China’s zero-Covid policy: Censors clean up the internet after senior official’s speech on Beijing timetable
Beijing Daily, the Communist Party’s official newspaper in the Chinese capital, reported earlier that the city’s party leader, Cai Qi, said on Monday that “for the next five years, Beijing will resolutely implement the control measures of the Covid-19 pandemic and will maintain the “zero-Covid policy to prevent imported cases from entering and domestic cases from rebounding.”
The reference reported by Cai, who is a close ally of Chinese President Xi Jinping, to the “next five years” sparked a huge backlash on Chinese social media. In response, the Beijing Daily deleted the line, describing it as an “editing error” while leaving its other remarks on pandemic controls intact.
CNN reviewed the entire speech and although the published quote from the Beijing Daily was misleading, Cai discussed at length the possibility of keeping zero-Covid policies in place in the capital for the next five years.
Pandemic controls that would remain in place include routine PCR testing, strict entry rules, regular health checks in residential neighborhoods and public places, and rigorous monitoring and testing for people entering and leaving. from Beijing, Cai told state media.
“I have to rethink if I should continue to stay in Beijing for the long term,” wrote one user on Weibo, China’s Twitter-like platform.
“For the next five years…what’s the point of being alive,” another user said.
Weibo has since banned the hashtag “for the next five years” from its platform.

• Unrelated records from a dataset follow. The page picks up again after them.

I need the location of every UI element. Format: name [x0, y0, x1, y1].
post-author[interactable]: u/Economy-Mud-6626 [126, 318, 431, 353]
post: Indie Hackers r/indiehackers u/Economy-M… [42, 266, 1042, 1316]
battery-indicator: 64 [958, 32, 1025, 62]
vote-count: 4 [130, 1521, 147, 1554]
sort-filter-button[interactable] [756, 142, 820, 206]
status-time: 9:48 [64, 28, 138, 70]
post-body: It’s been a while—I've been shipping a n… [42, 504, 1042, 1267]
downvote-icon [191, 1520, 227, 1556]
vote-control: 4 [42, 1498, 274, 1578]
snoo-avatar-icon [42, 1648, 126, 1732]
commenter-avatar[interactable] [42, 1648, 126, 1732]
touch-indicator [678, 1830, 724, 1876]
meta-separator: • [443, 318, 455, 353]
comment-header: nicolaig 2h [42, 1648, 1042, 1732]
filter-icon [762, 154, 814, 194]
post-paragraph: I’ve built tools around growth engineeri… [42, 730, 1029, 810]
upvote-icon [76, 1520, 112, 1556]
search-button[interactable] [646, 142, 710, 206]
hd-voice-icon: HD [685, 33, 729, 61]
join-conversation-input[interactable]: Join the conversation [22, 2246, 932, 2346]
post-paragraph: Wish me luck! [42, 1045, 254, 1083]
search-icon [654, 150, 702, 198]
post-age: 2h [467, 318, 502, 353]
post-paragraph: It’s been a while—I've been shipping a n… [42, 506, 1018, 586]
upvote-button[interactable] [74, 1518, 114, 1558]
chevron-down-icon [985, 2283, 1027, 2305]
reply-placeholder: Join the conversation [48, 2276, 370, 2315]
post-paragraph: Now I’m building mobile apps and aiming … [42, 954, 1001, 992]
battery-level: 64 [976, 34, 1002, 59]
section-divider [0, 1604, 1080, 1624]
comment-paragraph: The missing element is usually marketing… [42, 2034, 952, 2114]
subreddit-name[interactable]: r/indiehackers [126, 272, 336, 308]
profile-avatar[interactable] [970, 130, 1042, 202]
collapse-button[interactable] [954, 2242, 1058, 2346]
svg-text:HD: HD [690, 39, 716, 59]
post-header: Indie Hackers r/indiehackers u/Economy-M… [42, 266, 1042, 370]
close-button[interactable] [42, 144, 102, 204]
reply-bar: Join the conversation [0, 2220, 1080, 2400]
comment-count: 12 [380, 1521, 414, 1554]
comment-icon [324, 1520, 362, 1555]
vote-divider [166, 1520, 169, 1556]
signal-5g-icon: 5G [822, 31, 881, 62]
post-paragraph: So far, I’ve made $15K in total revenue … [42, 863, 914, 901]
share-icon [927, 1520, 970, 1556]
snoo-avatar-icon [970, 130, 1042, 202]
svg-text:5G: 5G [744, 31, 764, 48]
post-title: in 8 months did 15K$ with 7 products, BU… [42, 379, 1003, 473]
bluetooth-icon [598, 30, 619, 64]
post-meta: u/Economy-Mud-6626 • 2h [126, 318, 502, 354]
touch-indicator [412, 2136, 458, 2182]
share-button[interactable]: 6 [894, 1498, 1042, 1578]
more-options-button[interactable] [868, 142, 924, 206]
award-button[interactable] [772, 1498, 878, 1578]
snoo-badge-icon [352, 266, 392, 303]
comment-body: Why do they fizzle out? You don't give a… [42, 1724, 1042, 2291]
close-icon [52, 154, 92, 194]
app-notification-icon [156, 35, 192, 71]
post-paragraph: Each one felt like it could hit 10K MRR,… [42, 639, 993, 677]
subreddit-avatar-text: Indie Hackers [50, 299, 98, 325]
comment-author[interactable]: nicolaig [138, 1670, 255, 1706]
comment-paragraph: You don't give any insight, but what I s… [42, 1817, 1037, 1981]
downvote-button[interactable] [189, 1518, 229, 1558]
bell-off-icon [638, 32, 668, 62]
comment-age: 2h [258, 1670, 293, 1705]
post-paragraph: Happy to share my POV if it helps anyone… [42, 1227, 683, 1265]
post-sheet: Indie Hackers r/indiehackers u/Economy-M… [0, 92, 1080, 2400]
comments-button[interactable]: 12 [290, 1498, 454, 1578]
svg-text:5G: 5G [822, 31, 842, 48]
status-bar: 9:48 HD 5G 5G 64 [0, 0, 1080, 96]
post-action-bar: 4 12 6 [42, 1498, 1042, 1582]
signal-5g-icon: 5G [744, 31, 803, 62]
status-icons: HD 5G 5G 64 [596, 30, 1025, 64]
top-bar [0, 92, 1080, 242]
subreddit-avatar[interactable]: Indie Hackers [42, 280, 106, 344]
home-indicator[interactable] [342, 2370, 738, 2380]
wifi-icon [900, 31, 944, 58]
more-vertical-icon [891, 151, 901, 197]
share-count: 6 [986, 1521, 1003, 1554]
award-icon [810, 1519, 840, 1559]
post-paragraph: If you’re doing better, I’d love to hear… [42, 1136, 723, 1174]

In early May, Xi doubled down on the zero-Covid policy at a meeting of the Communist Party’s Politburo Standing Committee, the country’s highest decision-making body, ordering officials and all sectors of society to adhere to ” leadership decisions and plans.
US Ambassador to China Nicholas Burns said at a Brookings Institution online event on June 16 that he expected China to maintain its zero-Covid policy until “ first months of 2023,” based on signals from the Chinese government.
For months, cities across China – including Beijing and Shanghai – have been placed on full or partial lockdown due to the strict zero-Covid policy, wreaking havoc on economic activity and hurting the job market. . In May, the unemployment rate for 16-24 year olds reached a record 18.4%.
China continues to shut down entire communities and towns for a handful of Covid cases. All positive cases and close contacts are sent to government quarantine.
China reported 23 locally transmitted Covid-19 cases nationwide on Sunday, with Beijing and Shanghai each recording four cases, according to the country’s National Health Commission.